Stefano, NSCLC contained mets to lungs, 3 1/2 years after DX.

certain spring
Posts: 762

Yes - changing or stopping. I am not sure Alimta would be useful for me as I have a squamous tumour. And, sadly, the progression is far from mild. But it is nice to hear of other people doing well! All best.

judys
Posts: 74

Certain spring - Like everyone else, I've been so sorry to read your recent news. We each have such different issues and react to things so differently that what works for one person doesn't for another, but I wanted to mention taxotere. I see that you turned it down before. I'm laying in a bed now waiting for my 6th (total of twelve overall) taxotere infusion.

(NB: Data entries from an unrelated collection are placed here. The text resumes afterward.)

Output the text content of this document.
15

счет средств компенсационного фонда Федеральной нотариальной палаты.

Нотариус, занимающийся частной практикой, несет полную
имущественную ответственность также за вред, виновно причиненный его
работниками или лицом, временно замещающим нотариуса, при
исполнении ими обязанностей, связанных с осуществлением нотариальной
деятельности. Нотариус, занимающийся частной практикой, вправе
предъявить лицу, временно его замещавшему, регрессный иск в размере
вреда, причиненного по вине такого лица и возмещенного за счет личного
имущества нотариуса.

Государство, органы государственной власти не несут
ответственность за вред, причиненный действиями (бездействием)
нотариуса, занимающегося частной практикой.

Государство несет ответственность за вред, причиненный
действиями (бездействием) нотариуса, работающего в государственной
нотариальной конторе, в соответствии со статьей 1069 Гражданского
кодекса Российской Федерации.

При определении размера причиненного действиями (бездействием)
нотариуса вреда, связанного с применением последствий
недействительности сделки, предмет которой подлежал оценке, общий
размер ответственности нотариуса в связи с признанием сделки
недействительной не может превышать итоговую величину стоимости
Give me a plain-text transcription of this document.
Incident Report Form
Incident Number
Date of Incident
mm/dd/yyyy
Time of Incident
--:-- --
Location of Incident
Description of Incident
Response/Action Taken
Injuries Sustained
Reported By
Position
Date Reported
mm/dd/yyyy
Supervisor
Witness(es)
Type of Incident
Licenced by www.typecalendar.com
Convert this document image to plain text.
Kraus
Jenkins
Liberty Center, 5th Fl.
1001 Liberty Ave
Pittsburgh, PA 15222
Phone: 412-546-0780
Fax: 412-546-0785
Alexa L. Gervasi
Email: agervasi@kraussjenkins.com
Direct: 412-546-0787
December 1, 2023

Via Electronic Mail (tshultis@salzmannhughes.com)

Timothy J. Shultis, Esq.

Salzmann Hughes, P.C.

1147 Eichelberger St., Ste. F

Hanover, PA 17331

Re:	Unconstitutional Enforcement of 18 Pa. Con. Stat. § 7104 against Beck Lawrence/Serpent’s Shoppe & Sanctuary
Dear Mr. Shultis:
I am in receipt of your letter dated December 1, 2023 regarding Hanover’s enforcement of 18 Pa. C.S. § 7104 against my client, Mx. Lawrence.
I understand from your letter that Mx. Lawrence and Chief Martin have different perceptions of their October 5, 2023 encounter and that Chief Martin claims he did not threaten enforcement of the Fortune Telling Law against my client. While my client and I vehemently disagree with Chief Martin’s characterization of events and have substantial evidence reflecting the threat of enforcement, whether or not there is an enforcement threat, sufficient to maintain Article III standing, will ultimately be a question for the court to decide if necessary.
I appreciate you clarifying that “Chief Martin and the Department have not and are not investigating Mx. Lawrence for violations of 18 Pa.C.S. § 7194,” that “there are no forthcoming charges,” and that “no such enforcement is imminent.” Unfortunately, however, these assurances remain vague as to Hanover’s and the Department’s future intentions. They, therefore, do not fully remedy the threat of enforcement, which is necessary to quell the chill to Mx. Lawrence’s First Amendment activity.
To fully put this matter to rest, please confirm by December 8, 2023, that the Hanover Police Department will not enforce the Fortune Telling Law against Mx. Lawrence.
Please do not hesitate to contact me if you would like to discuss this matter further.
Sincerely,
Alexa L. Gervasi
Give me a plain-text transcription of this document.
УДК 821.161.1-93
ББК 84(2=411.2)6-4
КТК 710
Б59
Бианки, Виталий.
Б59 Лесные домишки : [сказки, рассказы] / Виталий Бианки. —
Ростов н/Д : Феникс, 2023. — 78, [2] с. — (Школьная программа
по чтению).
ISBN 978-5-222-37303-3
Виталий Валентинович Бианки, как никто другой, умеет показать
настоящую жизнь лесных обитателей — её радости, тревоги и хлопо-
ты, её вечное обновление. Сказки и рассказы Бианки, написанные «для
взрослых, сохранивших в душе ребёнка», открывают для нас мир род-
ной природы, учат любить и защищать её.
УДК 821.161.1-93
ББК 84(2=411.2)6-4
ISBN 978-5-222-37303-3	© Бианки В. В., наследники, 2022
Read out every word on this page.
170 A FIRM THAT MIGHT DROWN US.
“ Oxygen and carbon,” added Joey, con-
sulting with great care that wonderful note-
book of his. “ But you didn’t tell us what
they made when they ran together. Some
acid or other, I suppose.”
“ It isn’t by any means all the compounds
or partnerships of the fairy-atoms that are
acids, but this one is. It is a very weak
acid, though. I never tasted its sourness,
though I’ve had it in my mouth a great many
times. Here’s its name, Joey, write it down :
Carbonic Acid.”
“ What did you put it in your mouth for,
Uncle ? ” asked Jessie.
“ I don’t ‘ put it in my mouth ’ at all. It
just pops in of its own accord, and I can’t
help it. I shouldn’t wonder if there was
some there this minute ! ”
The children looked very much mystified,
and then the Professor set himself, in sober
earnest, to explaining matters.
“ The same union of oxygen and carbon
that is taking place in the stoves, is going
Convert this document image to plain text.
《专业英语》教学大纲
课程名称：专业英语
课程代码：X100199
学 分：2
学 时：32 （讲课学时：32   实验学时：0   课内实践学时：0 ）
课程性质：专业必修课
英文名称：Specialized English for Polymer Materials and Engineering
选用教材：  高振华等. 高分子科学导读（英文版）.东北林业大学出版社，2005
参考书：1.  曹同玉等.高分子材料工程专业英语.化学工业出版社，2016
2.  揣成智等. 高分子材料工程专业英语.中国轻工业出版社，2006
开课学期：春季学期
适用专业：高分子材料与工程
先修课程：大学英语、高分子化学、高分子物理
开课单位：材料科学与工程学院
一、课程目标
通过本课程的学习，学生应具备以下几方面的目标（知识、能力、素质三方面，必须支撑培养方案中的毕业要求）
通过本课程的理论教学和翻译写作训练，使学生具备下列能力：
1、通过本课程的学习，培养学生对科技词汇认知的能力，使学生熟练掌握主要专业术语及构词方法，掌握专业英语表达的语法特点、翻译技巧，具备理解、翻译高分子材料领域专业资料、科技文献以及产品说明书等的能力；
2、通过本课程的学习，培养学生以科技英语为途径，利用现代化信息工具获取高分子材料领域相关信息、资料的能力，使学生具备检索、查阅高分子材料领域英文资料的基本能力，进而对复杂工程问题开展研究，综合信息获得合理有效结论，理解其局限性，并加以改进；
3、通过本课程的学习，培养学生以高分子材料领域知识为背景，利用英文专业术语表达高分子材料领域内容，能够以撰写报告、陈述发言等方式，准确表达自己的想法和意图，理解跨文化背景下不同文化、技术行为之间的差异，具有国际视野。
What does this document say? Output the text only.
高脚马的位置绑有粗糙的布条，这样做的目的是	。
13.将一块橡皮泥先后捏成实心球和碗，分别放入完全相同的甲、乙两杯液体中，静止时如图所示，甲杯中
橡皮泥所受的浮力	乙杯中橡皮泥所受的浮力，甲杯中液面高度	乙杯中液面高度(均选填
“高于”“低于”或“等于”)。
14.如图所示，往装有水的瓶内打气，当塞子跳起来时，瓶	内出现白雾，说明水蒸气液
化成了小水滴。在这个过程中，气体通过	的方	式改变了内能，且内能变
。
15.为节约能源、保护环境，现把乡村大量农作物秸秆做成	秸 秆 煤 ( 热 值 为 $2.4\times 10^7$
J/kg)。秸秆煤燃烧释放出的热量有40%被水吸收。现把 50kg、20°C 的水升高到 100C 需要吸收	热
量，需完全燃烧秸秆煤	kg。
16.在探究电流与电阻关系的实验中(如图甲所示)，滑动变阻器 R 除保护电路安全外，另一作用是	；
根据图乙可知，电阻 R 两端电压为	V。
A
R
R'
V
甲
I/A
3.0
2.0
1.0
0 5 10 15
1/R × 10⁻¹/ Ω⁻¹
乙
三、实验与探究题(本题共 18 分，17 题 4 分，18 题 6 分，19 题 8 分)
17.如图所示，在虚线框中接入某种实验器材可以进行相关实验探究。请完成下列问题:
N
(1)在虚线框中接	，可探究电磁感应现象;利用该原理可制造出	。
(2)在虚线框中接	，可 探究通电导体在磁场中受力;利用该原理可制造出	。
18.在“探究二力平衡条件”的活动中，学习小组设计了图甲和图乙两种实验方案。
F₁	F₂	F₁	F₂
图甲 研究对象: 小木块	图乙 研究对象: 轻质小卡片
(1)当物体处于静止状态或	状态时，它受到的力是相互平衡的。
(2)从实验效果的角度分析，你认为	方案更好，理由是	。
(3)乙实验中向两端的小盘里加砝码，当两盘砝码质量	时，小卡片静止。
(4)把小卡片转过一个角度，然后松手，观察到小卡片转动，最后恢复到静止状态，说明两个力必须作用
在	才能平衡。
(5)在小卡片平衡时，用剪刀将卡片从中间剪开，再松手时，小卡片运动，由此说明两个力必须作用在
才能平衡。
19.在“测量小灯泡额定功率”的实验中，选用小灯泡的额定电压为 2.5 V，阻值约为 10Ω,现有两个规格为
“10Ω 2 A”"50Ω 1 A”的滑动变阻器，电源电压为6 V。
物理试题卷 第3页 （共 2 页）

I do really quite well through 4 treatments but seem to get fatigued and sprout red watery eyes as I hit 5/6. Again I know that I don't have the struggles you are having but when I heard from a LC specialist that they are finding EGFR mutants tend to do well on taxotere, I'm more motivated to keep returning for more. I scan near the end of June and am planning on a break, probably eventually trying Tarceva again but I'll also be willing to return to taxotere if it continues to keep me relatively stable. Just a thought to maybe run by your drs.
Wishing you the best.

Dr West
Posts: 4735

Apologies for hijacking the thread, but I just wanted to comment to certain spring. Beyond anti-PD1 immunotherapy that has worked so well for quite a few people with squamous NSCLC, perhaps there might be a value in Abraxane (nab-paclitaxel), which has some (modest) evidence of particular efficacy in squamous NSCLC. I've also been impressed with how it has worked in several of my patients, particularly those with squamous NSCLC -- albeit still a small number of patients overall.